NATO not doing enough in Libya, says France

Tripoli: As forces loyal to Muammar Gaddafi continue to push the rebels from their positions, cracks seem to be appearing in NATO over military strategy in Libya, with major NATO alliance partner France demanding that the punishing raids should be carried out to finish strongman`s tanks and heavy artillery.

NATO is not doing "enough", the French Foreign minister Allen Juppe said, as he clamoured for heavier strikes to destroy heavy weaponry used by Gaddafi`s forces in Libya to break the present stalemate on the ground.

"NATO must play its role fully. It wanted to take the lead in operations," Juppe said, adding that Libyan civilians remain at risk.

France, UK and the US under the banner of NATO are leading the drive against pro-Gaddafi forces in Libya.

"It must play its role today which means preventing Gaddafi from using heavy weapons to shell civilian populations," Juppe was quoted as saying by BBC.

Libyan rebels have been pushed back despite air raids by NATO on the forces of Gaddafi.

Meanwhile, Libya`s former foreign minister Mussa Kussa, who is in the UK after defecting from Moamer Gaddafi regime, feared that the restive nation could become a "new Somalia".

"I ask everyone, all the parties, to avoid taking Libya into a civil war," the former minister said in a statement issued to the BBC.

"This would lead to so much blood and Libya will be a new Somalia," he said. "We refuse to divide Libya.

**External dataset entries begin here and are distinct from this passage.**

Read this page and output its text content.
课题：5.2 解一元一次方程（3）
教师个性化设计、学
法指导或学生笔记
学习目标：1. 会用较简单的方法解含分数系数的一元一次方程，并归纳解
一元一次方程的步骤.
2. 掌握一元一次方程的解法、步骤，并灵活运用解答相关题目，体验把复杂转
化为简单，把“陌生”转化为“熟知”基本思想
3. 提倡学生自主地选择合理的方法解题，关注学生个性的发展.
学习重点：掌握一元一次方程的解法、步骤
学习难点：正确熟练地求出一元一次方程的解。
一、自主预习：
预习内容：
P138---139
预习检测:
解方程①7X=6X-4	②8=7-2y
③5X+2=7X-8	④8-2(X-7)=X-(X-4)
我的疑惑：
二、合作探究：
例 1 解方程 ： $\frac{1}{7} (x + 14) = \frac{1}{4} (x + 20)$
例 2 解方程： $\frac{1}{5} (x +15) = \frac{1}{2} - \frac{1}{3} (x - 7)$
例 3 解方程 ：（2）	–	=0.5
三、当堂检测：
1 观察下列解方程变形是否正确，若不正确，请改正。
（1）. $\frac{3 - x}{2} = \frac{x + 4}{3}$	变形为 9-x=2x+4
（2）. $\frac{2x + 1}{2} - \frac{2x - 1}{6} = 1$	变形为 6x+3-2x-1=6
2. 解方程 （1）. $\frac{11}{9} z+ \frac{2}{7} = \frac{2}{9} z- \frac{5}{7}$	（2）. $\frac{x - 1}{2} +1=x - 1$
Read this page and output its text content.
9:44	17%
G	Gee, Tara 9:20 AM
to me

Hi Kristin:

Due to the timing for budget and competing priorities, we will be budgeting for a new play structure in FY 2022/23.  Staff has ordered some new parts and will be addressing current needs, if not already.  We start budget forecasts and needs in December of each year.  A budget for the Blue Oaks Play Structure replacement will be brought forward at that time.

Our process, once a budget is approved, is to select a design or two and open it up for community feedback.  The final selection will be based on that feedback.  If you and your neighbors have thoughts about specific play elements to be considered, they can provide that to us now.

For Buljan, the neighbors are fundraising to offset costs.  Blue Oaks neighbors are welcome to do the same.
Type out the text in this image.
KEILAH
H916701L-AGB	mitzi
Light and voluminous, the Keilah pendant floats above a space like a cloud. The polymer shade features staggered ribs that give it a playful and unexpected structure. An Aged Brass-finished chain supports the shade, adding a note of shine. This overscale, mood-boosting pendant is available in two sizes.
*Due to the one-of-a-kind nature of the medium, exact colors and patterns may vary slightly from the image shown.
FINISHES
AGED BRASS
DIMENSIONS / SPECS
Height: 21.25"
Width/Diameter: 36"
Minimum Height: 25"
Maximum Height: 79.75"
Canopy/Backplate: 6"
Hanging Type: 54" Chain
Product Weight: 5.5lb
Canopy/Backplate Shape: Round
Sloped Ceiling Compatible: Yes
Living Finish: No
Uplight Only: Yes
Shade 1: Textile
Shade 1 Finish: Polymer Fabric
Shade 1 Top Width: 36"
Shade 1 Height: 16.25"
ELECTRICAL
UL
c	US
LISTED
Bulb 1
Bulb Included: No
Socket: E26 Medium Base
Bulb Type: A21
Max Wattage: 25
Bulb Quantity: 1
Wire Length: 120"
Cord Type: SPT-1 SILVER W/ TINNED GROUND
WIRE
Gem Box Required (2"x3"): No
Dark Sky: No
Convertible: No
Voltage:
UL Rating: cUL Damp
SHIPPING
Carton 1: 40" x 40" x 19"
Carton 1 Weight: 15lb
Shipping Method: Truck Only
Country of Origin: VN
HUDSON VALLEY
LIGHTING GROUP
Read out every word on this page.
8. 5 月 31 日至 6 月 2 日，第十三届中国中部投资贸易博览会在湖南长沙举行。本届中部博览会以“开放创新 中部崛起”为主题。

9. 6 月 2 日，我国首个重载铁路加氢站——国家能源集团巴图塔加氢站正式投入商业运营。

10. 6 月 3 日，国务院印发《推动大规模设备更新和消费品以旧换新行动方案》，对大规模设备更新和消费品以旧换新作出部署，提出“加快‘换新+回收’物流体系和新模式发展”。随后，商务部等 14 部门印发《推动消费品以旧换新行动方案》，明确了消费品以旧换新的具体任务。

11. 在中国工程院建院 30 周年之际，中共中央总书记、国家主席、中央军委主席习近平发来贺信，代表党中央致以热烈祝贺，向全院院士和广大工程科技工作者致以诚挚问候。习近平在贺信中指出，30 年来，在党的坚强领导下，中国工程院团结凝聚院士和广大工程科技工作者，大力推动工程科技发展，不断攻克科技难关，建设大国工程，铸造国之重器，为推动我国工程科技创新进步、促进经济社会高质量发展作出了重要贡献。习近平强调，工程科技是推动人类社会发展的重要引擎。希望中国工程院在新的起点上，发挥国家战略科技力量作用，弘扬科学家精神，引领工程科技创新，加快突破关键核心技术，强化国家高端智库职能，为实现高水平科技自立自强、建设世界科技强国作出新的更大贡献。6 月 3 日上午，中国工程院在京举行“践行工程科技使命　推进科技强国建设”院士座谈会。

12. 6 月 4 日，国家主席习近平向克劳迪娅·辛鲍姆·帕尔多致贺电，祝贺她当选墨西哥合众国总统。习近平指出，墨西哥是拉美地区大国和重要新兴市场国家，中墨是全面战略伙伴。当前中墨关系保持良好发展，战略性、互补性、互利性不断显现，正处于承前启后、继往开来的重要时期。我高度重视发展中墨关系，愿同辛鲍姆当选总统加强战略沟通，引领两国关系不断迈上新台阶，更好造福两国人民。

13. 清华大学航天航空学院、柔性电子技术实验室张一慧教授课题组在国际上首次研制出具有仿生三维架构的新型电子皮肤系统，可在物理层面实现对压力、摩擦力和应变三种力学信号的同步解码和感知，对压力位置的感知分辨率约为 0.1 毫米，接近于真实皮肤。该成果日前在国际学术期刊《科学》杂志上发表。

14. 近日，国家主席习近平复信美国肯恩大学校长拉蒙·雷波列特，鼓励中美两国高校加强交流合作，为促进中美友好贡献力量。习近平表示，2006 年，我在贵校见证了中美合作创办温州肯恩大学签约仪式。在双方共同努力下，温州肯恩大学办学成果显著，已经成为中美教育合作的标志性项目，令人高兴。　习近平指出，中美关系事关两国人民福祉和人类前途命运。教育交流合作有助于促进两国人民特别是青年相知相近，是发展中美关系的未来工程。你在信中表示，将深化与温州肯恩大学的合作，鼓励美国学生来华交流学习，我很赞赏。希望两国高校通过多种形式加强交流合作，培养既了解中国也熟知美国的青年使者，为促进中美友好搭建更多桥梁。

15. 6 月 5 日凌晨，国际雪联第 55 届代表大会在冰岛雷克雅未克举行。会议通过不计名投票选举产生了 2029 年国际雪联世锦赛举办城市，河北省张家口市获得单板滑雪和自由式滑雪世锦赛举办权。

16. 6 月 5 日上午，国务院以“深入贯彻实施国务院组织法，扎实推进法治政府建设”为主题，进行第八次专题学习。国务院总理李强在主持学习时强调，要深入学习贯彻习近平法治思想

"The unity of Libya is essential to any resolution and settlement for Libya," he added.

Meanwhile, the government forces pounded besieged western town of Misurata, which has been the scene of heavy bombardments for more than a month now. The rebels pushed back an advance by Gaddafi`s forces into the town.

In the eastern battlefront, where the government forces were rapidly advancing till yesterday, a major NATO strike destroyed 25 tanks on the outskirts of Ajdabiya and Misurata, helping the opposition stem their advance.

While 11 tanks were hit outside Ajdabiya, which the rebels were struggling to hold on, while another 14 were targeted on the outskirts of Misurata.

Earlier, the Benghazi-based council, which is demanding an end to Gaddafi`s decades-long rule, said the "road map" set out by a delegation of five African presidents was "outdated", following the deaths and destruction wreaked in the past month since the proposals were first outlined.

"The demand of our people of our people from day one was that Gaddafi must step down," spokesman Mustafa Jabril said. .

"Any initiative which does not include this key popular demand will not be regarded. Muammar Gaddafi and his sons should depart immediately."

Jabril threatened that pro-democracy fighters would march on Tripoli.

"We cannot negotiate the blood of our martyrs," said Jabril. "We will die with them or be rewarded with victory."

He also thanked the international community and coalition forces for their support, which he said had saved the lives of civilians, the al-Jazeera reported.

The road map was a five-point plan which called for a ceasefire and the protection of civilians, alongside the provision of humanitarian aid for Libyans and foreign workers in the country.

The plan also called for dialogue between the two sides, an "inclusive transitional period" and political reforms which "meet the aspirations of the Libyan people".

Al Jazeera`s Laurence Lee, reporting from Benghazi, summed up Jabril`s words as: "No deal."

"There`s a particular military style of strategy at work here – and that is that they`d rather `die on their feet than live on their knees`."

The African leaders met yesterday with Gaddafi, who they said "accepted" the proposals.

The African Union`s plan had been given a cautious welcome in capitals around the world, with British foreign secretary William Hague stating that any ceasefire agreement must meet the terms of UN resolutions in full.

Franco Frattini, Italian foreign minister, said it was unlikely Gaddafi would respect any ceasefire, "after the horrific crimes enacted".

And NATO`s secretary-general, Anders Fogh Rasmussen, said that any ceasefire must be "credible and verifiable".

Jacob Zuma, the South African president, said Tripoli had "accepted" the African Union“s plan for a ceasefire which would halt a NATO bombing campaign that destroyed 26 loyalist tanks on Sunday alone.

But anti-Gaddafi fighters doubted the Libyan leader would adhere to such a deal.

Al Jazeera`s Laurence Lee, reporting from Benghazi, says the strategy of the council is that `they`d rather die on their feet than live on their knees`.

They would negotiate a political transition to democracy with certain senior regime figures but only on the condition that Gaddafi and his sons leave the country, they said on Sunday.

People in Benghazi were asking whether the proposals were a "genuine attempt at conflict resolution" or "an attempt by people who have close economic and political ties to Gaddafi to try and shore up the appearance of legitimacy", our correspondent said.

The revolt against Gaddafi`s 41-year reign began as a wave of protests across the country in late February but soon escalated into a civil war after Gaddafi`s troops fired on demonstrators and armed fighters seized several eastern towns.

Libyans outside the airport echoed the rebels` official demands, saying they appreciated the African Union`s efforts but wanted Gaddafi to step down.